Including media items in your project can be tricky. While it may be easy to copy and paste media into a presentation, there are copyright issues you must consider before using a video or audio clip. You will learn about these in greater detail in Chapter 5.
Seminole State library has a variety of physical and electronic media items. Altamonte Springs, Oviedo, and Sanford/Lake Mary have DVDs that you can check out for one week. Many are scholarly sources, although some are popular videos for leisure viewing.
Oviedo and Sanford/Lake Mary libraries have music CDs and audiobooks which you can check out for 30 days.
Many media titles are available from Seminole State library through streamed access. Most of these tend to be educational or documentary in nature. Many films are available from the massive Films on Demand database that includes collections from NOVA, PBS, National Geographic, TED, and other educational video production companies. Audiobooks are generally found in the OverDrive database and the library subscribes to several digital magazines through the Flipster database as well.
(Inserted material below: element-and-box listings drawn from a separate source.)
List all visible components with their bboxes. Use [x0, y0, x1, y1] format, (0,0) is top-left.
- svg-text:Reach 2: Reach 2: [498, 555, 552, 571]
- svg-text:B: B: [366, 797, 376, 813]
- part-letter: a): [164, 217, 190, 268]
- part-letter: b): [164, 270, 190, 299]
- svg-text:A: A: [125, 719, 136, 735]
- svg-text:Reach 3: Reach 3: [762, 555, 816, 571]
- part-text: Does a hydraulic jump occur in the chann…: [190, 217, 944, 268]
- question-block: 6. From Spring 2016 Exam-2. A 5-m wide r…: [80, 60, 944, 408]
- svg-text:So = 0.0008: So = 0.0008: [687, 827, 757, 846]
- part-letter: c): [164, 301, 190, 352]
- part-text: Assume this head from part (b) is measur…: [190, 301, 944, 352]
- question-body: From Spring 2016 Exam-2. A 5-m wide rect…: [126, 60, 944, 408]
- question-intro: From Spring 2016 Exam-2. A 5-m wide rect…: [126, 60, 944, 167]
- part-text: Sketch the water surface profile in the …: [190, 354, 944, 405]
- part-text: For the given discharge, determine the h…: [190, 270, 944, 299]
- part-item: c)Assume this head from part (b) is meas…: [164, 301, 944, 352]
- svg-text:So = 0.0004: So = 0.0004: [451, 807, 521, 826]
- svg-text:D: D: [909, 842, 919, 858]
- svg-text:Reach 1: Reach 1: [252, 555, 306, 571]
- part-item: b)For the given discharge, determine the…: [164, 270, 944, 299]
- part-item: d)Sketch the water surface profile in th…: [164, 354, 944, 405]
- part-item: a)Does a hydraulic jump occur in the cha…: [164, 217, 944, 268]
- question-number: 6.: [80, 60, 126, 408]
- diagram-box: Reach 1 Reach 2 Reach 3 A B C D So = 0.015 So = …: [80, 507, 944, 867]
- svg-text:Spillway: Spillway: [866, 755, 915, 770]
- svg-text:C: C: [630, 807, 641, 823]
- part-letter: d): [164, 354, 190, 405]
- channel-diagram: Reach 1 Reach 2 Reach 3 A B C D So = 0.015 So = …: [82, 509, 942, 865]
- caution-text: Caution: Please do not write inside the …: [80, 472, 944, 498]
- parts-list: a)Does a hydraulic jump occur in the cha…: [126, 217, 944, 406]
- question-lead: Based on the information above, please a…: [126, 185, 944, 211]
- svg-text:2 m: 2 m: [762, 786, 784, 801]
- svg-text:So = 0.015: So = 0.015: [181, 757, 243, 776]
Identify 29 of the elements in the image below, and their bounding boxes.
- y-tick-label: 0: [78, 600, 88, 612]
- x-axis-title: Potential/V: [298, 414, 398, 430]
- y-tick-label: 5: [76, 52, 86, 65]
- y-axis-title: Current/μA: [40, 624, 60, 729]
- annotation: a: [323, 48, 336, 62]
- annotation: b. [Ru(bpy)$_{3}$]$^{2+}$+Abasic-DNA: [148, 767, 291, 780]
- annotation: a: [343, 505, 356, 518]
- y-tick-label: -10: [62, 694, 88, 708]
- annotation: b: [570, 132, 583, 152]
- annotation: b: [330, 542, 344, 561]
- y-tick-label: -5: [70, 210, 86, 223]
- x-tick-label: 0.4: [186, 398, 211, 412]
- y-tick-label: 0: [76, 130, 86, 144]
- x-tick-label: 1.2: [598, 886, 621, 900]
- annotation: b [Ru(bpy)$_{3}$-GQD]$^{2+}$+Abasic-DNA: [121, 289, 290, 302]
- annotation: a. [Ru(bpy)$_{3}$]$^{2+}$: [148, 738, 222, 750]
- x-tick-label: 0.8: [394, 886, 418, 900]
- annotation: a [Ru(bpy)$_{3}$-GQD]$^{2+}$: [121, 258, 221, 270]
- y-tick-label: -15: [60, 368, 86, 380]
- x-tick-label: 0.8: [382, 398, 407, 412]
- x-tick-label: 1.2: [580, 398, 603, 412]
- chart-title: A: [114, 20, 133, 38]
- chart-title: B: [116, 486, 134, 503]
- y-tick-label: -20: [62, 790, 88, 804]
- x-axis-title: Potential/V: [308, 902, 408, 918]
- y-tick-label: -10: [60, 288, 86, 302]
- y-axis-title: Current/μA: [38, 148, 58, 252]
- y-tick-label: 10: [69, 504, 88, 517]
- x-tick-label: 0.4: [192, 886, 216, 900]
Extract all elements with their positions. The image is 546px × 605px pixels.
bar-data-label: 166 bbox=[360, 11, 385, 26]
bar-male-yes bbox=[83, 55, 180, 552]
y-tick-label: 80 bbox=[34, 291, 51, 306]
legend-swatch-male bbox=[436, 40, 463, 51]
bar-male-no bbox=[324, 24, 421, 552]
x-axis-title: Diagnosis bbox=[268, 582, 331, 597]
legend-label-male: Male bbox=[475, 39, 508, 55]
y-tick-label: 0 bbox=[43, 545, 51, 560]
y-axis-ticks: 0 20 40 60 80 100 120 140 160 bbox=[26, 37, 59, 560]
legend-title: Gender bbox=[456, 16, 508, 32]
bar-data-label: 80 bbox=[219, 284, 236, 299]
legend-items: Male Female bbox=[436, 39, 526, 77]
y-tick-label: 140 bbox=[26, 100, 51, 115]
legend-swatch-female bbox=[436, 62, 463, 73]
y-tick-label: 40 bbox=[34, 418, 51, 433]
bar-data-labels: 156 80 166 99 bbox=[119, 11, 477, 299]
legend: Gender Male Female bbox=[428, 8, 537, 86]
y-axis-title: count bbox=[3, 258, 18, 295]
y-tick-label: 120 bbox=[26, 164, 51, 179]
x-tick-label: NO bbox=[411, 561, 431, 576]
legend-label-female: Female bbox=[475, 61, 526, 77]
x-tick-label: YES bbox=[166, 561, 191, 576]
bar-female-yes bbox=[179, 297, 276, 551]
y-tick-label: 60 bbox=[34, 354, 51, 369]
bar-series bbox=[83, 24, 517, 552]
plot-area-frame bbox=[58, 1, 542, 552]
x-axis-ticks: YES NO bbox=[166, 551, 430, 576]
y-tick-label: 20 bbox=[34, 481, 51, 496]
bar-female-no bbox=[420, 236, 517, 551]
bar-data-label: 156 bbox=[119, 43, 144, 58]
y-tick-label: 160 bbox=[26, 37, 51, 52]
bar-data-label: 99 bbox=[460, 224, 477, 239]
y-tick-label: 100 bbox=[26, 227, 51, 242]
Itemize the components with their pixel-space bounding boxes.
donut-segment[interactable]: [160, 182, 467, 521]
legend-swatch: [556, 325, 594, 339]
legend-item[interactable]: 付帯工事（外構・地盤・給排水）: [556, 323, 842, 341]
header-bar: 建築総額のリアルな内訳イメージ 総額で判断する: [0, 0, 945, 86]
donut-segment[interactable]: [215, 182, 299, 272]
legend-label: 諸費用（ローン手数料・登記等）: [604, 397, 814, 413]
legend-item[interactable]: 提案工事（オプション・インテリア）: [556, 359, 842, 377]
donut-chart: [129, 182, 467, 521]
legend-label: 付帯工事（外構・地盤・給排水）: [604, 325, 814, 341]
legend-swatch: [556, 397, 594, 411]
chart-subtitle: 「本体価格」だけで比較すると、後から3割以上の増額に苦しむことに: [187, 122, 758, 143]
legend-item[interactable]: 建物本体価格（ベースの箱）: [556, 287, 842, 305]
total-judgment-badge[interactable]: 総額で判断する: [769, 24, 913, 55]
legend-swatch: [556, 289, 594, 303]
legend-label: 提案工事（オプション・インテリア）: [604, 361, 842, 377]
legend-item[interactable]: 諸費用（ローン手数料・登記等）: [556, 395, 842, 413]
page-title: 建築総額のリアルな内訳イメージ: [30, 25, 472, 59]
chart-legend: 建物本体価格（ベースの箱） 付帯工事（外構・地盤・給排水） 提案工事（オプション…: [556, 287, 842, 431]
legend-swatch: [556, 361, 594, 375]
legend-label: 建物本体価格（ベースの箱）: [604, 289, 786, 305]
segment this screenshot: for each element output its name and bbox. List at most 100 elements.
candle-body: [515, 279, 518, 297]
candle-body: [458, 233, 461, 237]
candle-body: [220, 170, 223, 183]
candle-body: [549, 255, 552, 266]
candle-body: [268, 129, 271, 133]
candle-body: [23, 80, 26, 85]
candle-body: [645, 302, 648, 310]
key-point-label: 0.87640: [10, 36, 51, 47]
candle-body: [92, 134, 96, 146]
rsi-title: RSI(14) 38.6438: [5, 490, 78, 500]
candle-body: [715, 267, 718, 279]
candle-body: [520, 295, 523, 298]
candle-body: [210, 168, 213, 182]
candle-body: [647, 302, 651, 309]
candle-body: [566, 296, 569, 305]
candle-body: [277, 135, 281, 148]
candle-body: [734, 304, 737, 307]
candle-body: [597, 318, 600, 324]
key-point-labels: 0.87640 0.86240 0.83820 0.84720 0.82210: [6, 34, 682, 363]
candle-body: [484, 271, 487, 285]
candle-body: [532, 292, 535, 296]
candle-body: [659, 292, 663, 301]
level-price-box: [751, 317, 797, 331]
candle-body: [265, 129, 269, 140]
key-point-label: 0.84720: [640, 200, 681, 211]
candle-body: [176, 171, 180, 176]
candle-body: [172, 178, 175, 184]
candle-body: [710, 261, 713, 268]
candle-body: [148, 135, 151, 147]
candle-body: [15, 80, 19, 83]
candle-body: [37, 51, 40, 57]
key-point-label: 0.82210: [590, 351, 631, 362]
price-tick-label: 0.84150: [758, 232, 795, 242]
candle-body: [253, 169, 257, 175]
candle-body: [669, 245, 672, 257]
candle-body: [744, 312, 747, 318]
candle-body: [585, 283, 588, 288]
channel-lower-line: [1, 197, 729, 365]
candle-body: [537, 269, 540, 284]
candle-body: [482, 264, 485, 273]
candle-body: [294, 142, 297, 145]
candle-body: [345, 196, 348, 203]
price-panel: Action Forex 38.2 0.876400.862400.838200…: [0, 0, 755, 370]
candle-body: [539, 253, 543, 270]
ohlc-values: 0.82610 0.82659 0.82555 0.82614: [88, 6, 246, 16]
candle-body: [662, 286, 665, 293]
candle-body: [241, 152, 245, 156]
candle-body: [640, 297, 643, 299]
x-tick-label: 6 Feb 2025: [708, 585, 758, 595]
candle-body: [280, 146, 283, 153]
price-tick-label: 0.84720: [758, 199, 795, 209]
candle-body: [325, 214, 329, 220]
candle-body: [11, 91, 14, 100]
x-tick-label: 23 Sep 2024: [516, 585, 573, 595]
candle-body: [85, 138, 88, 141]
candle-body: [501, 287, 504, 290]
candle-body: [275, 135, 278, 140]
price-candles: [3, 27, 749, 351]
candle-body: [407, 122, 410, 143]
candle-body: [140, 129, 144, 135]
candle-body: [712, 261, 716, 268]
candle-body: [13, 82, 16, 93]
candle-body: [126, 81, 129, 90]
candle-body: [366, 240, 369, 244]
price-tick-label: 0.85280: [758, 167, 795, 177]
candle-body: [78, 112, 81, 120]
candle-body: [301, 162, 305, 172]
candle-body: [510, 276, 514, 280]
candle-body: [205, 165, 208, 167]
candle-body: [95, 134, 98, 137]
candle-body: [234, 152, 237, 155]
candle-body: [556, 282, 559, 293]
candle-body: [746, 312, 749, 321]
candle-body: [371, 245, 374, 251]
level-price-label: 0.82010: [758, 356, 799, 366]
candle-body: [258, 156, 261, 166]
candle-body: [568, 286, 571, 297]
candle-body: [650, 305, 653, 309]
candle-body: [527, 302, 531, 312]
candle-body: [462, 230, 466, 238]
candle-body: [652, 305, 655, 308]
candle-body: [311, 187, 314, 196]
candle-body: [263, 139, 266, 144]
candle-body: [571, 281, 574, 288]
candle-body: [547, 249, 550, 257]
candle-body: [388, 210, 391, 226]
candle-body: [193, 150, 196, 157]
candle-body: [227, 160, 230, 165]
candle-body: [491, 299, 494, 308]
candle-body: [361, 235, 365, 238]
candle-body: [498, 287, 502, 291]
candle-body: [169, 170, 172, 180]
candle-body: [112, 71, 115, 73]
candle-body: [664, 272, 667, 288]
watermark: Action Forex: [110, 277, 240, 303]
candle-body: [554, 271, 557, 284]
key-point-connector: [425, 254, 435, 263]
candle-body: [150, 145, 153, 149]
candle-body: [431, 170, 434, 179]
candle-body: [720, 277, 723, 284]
When searching the library catalog, streaming videos are marked with the eVideo icon (rather than the Audio/Visual icon used for DVDs). View streaming media found in the catalog from any supporting device connected to the internet by simply clicking the View Online link and logging into the library. Some of the Seminole State library databases, like Business Source Complete and Environmental Studies (Gale In Context) (formerly GREENR), also feature streaming video content.